As the N.C. General Assembly returns to Raleigh this week for the short session it is necessary for state law makers to begin thinking about the state’s future in new ways.
The economic impact of the COVID-19 pandemic is so significant that the state’s leadership, executive and legislative, will have to address major changes in the coming weeks if the state’s economy is to recover. This effort can and should lead to a new approach in state laws and regulations.
A recent Wall Street Journal article by Sam Walker made note of this opportunity in an article entitled “Getting the Restart Right: How to Lead When Nobody Has a Map.” So far the state, under the leadership of Governor Cooper has, as the phrase goes, “kicked the can down the road.” But now that the legislature is back in session there is an opportunity to re-think and re-imagine the state’s future.
Mr. Walker states in his article “… the coronavirus has been a baptism in crisis management…deep down, however, we all know that the real leadership test is yet to come.”
And that leadership, the presence or the lack thereof, will be on display as the governor and legislators begin their conversations in the weeks ahead.
North Carolina has undergone massive economic changes over the past 150 years but its laws and regulations have not kept pace. Until the mid-1970’s North Carolina relied on tobacco, textiles and furniture for its primary economic engine. Beginning in the 1950’s government and business leaders sensed a change in economic forces and refocused the state’s economy on science, technology and banking which positioned the state well for the 21st century.
Unfortunately, state governance has barely kept pace with the economic changes and in most cases has resulted in only nuancing arcane laws and regulations that continue to restrain innovation and increase costs for both entrepreneurs and end users. The economic impact of the state mandated business closures and sequestration has exposed the state’s weak points that must be corrected if we are to recover quickly.
One example is the state’s Certificate of Need regulations restricting expansion of medical services. Currently the state has relaxed some of these restrictions to allow hospitals to open up more beds for fear of being overwhelmed by patients suffering from the COVID-19 virus. But the removal of this restriction is only temporary and we assume will be reinstituted once the crisis is past. This is just one of hundreds of regulatory shackles that are negatively impacting the state’s economic future.
According to economists, the rapid decline in the state’s economy resulting from government mandated business closures will hamper growth for the next two years and possibly well in to the remainder of the decade.
In response to this dire economic prediction the legislature and the governor need to assess the economic strengths of the state and determine how the state can facilitate expansion of those businesses that are providing economic leadership and opportunities, and in the process remove those legal structures that are impeding financial opportunities.

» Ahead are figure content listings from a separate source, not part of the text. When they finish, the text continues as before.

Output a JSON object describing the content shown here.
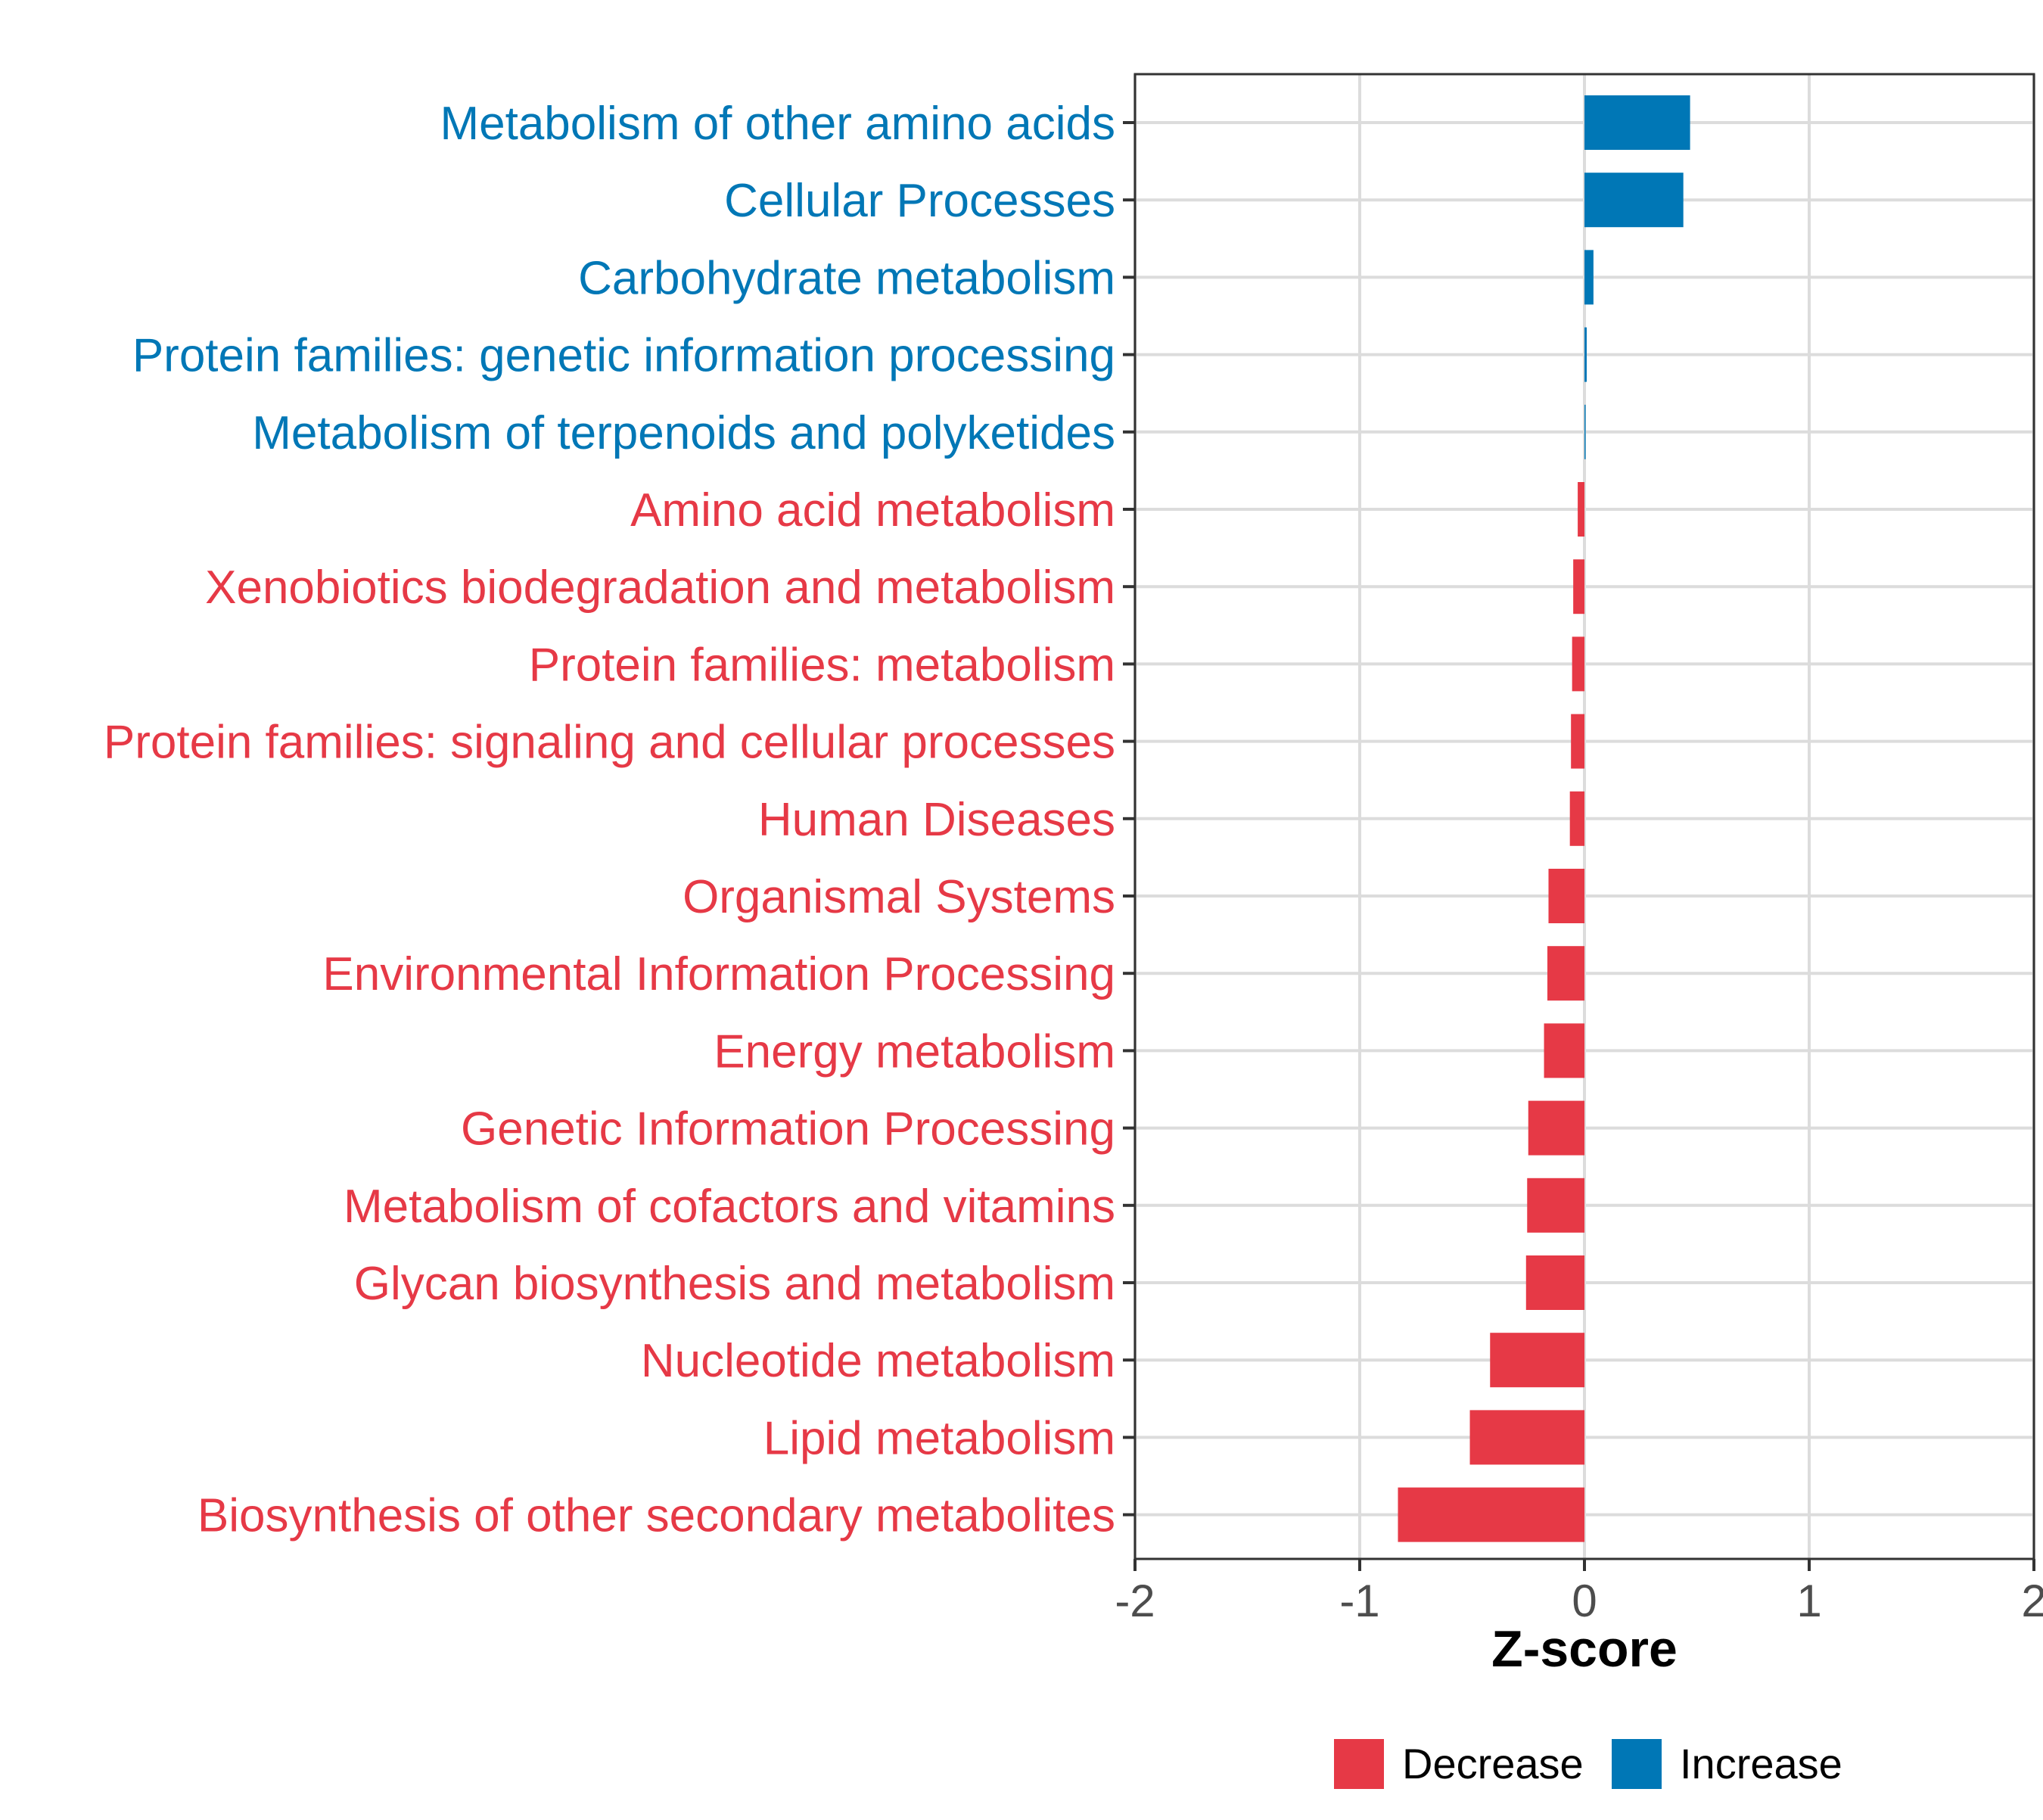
{
  "chart_data": {
    "type": "bar",
    "orientation": "horizontal",
    "xlabel": "Z-score",
    "ylabel": "",
    "xlim": [
      -2,
      2
    ],
    "xticks": [
      "-2",
      "-1",
      "0",
      "1",
      "2"
    ],
    "xtick_values": [
      -2,
      -1,
      0,
      1,
      2
    ],
    "grid": true,
    "legend_position": "bottom",
    "colors": {
      "Decrease": "#e63946",
      "Increase": "#0077b6"
    },
    "legend": [
      {
        "label": "Decrease",
        "color": "#e63946"
      },
      {
        "label": "Increase",
        "color": "#0077b6"
      }
    ],
    "categories": [
      "Metabolism of other amino acids",
      "Cellular Processes",
      "Carbohydrate metabolism",
      "Protein families: genetic information processing",
      "Metabolism of terpenoids and polyketides",
      "Amino acid metabolism",
      "Xenobiotics biodegradation and metabolism",
      "Protein families: metabolism",
      "Protein families: signaling and cellular processes",
      "Human Diseases",
      "Organismal Systems",
      "Environmental Information Processing",
      "Energy metabolism",
      "Genetic Information Processing",
      "Metabolism of cofactors and vitamins",
      "Glycan biosynthesis and metabolism",
      "Nucleotide metabolism",
      "Lipid metabolism",
      "Biosynthesis of other secondary metabolites"
    ],
    "values": [
      0.47,
      0.44,
      0.04,
      0.01,
      0.005,
      -0.03,
      -0.05,
      -0.055,
      -0.06,
      -0.065,
      -0.16,
      -0.165,
      -0.18,
      -0.25,
      -0.255,
      -0.26,
      -0.42,
      -0.51,
      -0.83
    ],
    "groups": [
      "Increase",
      "Increase",
      "Increase",
      "Increase",
      "Increase",
      "Decrease",
      "Decrease",
      "Decrease",
      "Decrease",
      "Decrease",
      "Decrease",
      "Decrease",
      "Decrease",
      "Decrease",
      "Decrease",
      "Decrease",
      "Decrease",
      "Decrease",
      "Decrease"
    ]
  }
}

These changes will involve corporate and individual tax regulations, licensing restrictions and the state’s willingness to eliminate unnecessary incentive packages that unfairly determine winners and losers in a capitalist economy.
A crisis such as the COVID-19 pandemic can, if the general assembly accepts it, be a cathartic or cleansing process to allow for new vision for the state. Mr. Walker’s article notes that “returning to the familiar would be a mistake.”
Quoting the 15th century Italian philosopher-diplomat, Niccolo Machiavelli, “The great majority of mankind are satisfied with appearances, as though they were realities,” the columnist concludes with “…business, as we knew it, cannot be recovered. It will need to be reinvented.”
As legislators and the governor convene in the weeks ahead, we will see if they have the fortitude and foresight to lead forward with reinvention or prefer to “return to the familiar.” This challenge brings to mind the state motto- “Esse Quam Videri” which translates “To be rather than to seem.”